Rarely all the data available in files from experiments are needed for training deep learning models, therefore GraphNeT uses Extractors to extract only specific parts of the available data.

Extractors are written to work with a specific GraphNeTFileReader and should subclass Extractor.

Example of an Extractor

Implementing an Extractor to retrieve specific parts of your data files is easy. Below is an example of an Extractor that will retrieve tables .h5 files from LiquidO.

class H5Extractor(Extractor):
    """Class for extracting information from LiquidO h5 files."""

    def __init__(self, extractor_name: str, column_names: List[str]):
        """Construct H5Extractor.

        Args:
            extractor_name: Name of the `H5Extractor` instance.
            Used to keep track of the provenance of different data,
            and to name tables to which this data is saved.
            column_names: Name of the columns in `extractor_name`.
        """
        # Member variable(s)
        self._table = extractor_name
        self._column_names = column_names
        # Base class constructor
        super().__init__(extractor_name=extractor_name)

    def __call__(self, file_path: str) -> pd.DataFrame:
        """Extract information from h5 file."""
        with h5py.File(file_path, "r") as f:
            available_tables = [f for f in f.keys()]
            if self._table in available_tables:
                array = f[self._table][:]
                # Will throw error if the number of columns don't match
                self._verify_columns(array)
                df = pd.DataFrame(array, columns=self._column_names)
                return df
            else:
                return None

    def _verify_columns(self, array: np.ndarray) -> None:
        try:
            assert array.shape[1] == len(self._column_names)
        except AssertionError as e:
            self.error(
                f"Got {len(self._column_names)} column names but "
                f"{self._table} has {array.shape[1]}. Please make sure "
                f"that the column names match. ({self._column_names})"
            )
            raise e

Writers

Writers are methods used to save the interim data format from DataConverter to disk. They are subclasses of the GraphNetWriter and should implement the save_file method, which recieves the interim data format from from a single file, and optionally the merge_files method, which will be called by DataConverter through DataConverter.merge_files().
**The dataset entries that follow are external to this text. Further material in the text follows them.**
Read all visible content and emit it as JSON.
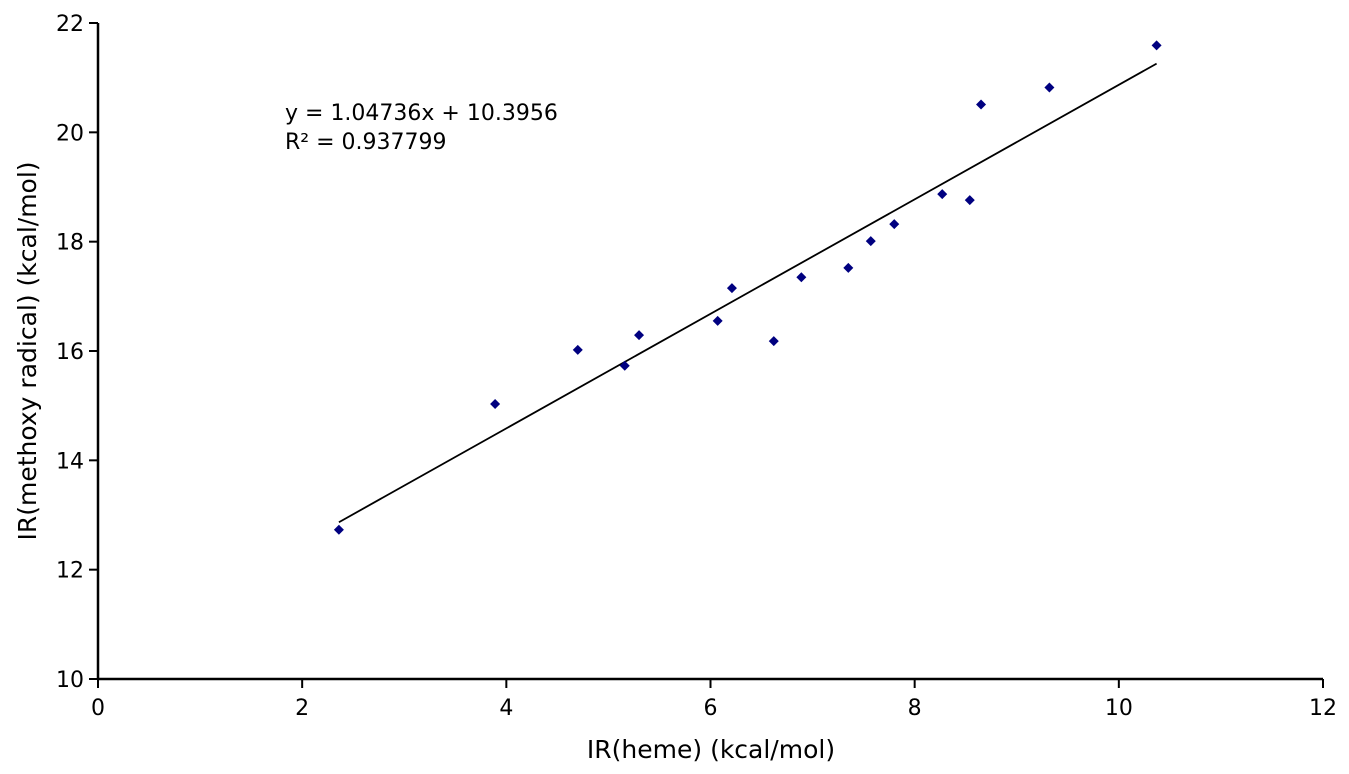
{
  "chart_data": {
    "type": "scatter",
    "xlabel": "IR(heme) (kcal/mol)",
    "ylabel": "IR(methoxy radical) (kcal/mol)",
    "xlim": [
      0,
      12
    ],
    "ylim": [
      10,
      22
    ],
    "xticks": [
      0,
      2,
      4,
      6,
      8,
      10,
      12
    ],
    "yticks": [
      10,
      12,
      14,
      16,
      18,
      20,
      22
    ],
    "grid": false,
    "marker_color": "#000080",
    "trendline_color": "#000000",
    "points": [
      {
        "x": 2.36,
        "y": 12.73
      },
      {
        "x": 3.89,
        "y": 15.03
      },
      {
        "x": 4.7,
        "y": 16.02
      },
      {
        "x": 5.16,
        "y": 15.73
      },
      {
        "x": 5.3,
        "y": 16.29
      },
      {
        "x": 6.07,
        "y": 16.55
      },
      {
        "x": 6.21,
        "y": 17.15
      },
      {
        "x": 6.62,
        "y": 16.18
      },
      {
        "x": 6.89,
        "y": 17.35
      },
      {
        "x": 7.35,
        "y": 17.52
      },
      {
        "x": 7.57,
        "y": 18.01
      },
      {
        "x": 7.8,
        "y": 18.32
      },
      {
        "x": 8.27,
        "y": 18.87
      },
      {
        "x": 8.54,
        "y": 18.76
      },
      {
        "x": 8.65,
        "y": 20.51
      },
      {
        "x": 9.32,
        "y": 20.82
      },
      {
        "x": 10.37,
        "y": 21.59
      }
    ],
    "trendline": {
      "slope": 1.04736,
      "intercept": 10.3956,
      "x_range": [
        2.36,
        10.37
      ]
    },
    "annotations": {
      "equation": "y = 1.04736x + 10.3956",
      "r_squared": "R² = 0.937799"
    }
  }
}
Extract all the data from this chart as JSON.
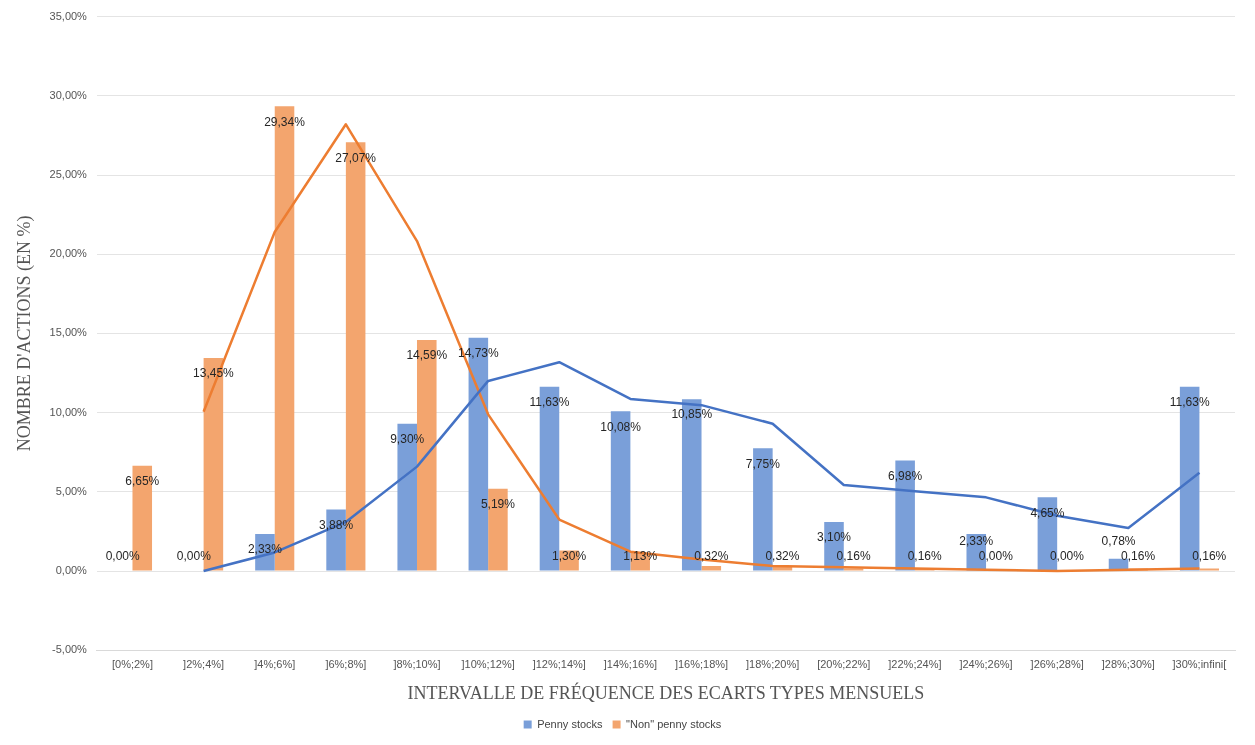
{
  "chart_data": {
    "type": "bar",
    "xlabel": "INTERVALLE DE FRÉQUENCE DES ECARTS TYPES MENSUELS",
    "ylabel": "NOMBRE D'ACTIONS (EN %)",
    "categories": [
      "[0%;2%]",
      "]2%;4%]",
      "]4%;6%]",
      "]6%;8%]",
      "]8%;10%]",
      "]10%;12%]",
      "]12%;14%]",
      "]14%;16%]",
      "]16%;18%]",
      "]18%;20%]",
      "[20%;22%]",
      "]22%;24%]",
      "]24%;26%]",
      "]26%;28%]",
      "]28%;30%]",
      "]30%;infini["
    ],
    "series": [
      {
        "name": "Penny stocks",
        "color": "#7a9fd9",
        "values": [
          0,
          0,
          2.33,
          3.88,
          9.3,
          14.73,
          11.63,
          10.08,
          10.85,
          7.75,
          3.1,
          6.98,
          2.33,
          4.65,
          0.78,
          11.63
        ],
        "value_labels": [
          "0,00%",
          "0,00%",
          "2,33%",
          "3,88%",
          "9,30%",
          "14,73%",
          "11,63%",
          "10,08%",
          "10,85%",
          "7,75%",
          "3,10%",
          "6,98%",
          "2,33%",
          "4,65%",
          "0,78%",
          "11,63%"
        ]
      },
      {
        "name": "\"Non\" penny stocks",
        "color": "#f3a56e",
        "values": [
          6.65,
          13.45,
          29.34,
          27.07,
          14.59,
          5.19,
          1.3,
          1.13,
          0.32,
          0.32,
          0.16,
          0.16,
          0,
          0,
          0.16,
          0.16
        ],
        "value_labels": [
          "6,65%",
          "13,45%",
          "29,34%",
          "27,07%",
          "14,59%",
          "5,19%",
          "1,30%",
          "1,13%",
          "0,32%",
          "0,32%",
          "0,16%",
          "0,16%",
          "0,00%",
          "0,00%",
          "0,16%",
          "0,16%"
        ]
      },
      {
        "type": "line",
        "color": "#4472c4",
        "values": [
          null,
          0,
          1.17,
          3.1,
          6.59,
          12.0,
          13.18,
          10.86,
          10.47,
          9.3,
          5.43,
          5.04,
          4.65,
          3.49,
          2.71,
          6.2
        ]
      },
      {
        "type": "line",
        "color": "#ed7d31",
        "values": [
          null,
          10.05,
          21.4,
          28.2,
          20.83,
          9.89,
          3.25,
          1.22,
          0.73,
          0.32,
          0.24,
          0.16,
          0.08,
          0,
          0.08,
          0.16
        ]
      }
    ],
    "ylim": [
      -5,
      35
    ],
    "yticks": [
      {
        "value": -5,
        "label": "-5,00%"
      },
      {
        "value": 0,
        "label": "0,00%"
      },
      {
        "value": 5,
        "label": "5,00%"
      },
      {
        "value": 10,
        "label": "10,00%"
      },
      {
        "value": 15,
        "label": "15,00%"
      },
      {
        "value": 20,
        "label": "20,00%"
      },
      {
        "value": 25,
        "label": "25,00%"
      },
      {
        "value": 30,
        "label": "30,00%"
      },
      {
        "value": 35,
        "label": "35,00%"
      }
    ],
    "grid": "y",
    "legend": "bottom",
    "marker": "none",
    "line_style": "solid"
  }
}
Below is a conceptual example of how easy it is to extend the data conversion API to save files in a different format. In this example, the writer will save the entire set of extractor outputs - a dictionary with pd.DataFrames - as a single pickle file.

from graphnet.data.writers import GraphNeTWriter
import pickle

class MyPickleWriter(GraphNeTWriter):

    _file_extension = ".pickle"
    _merge_dataframes = True   # `data` will be Dict[str, pd.DataFrame]

    def _save_file(
        self,
        data: Union[Dict[str, pd.DataFrame], Dict[str, List[pd.DataFrame]]],
        output_file_path: str,
        n_events: int,
    ) -> None:
        """Save the interim data format from a single input file.

        Args:
            data: the interim data from a single input file.
            output_file_path: output file path.
            n_events: Number of events container in `data`.
        """

        # Save file contents as .pickle
        with open(output_file_path, 'wb') as handle:
            pickle.dump(data, handle, protocol=pickle.HIGHEST_PROTOCOL)



    def merge_files(
        self,
        files: List[str],
        output_dir: str,
    ) -> None:
        """Merge smaller files.

        Args:
            files: Files to be merged.
            output_dir: The directory to store the merged files in.
        """
        raise NotImplementedError

Two writers are implemented in GraphNeT; the SQLiteWriter and ParquetWriter, each of which output files that are directly used for training by ParquetDataset and SQLiteDataset.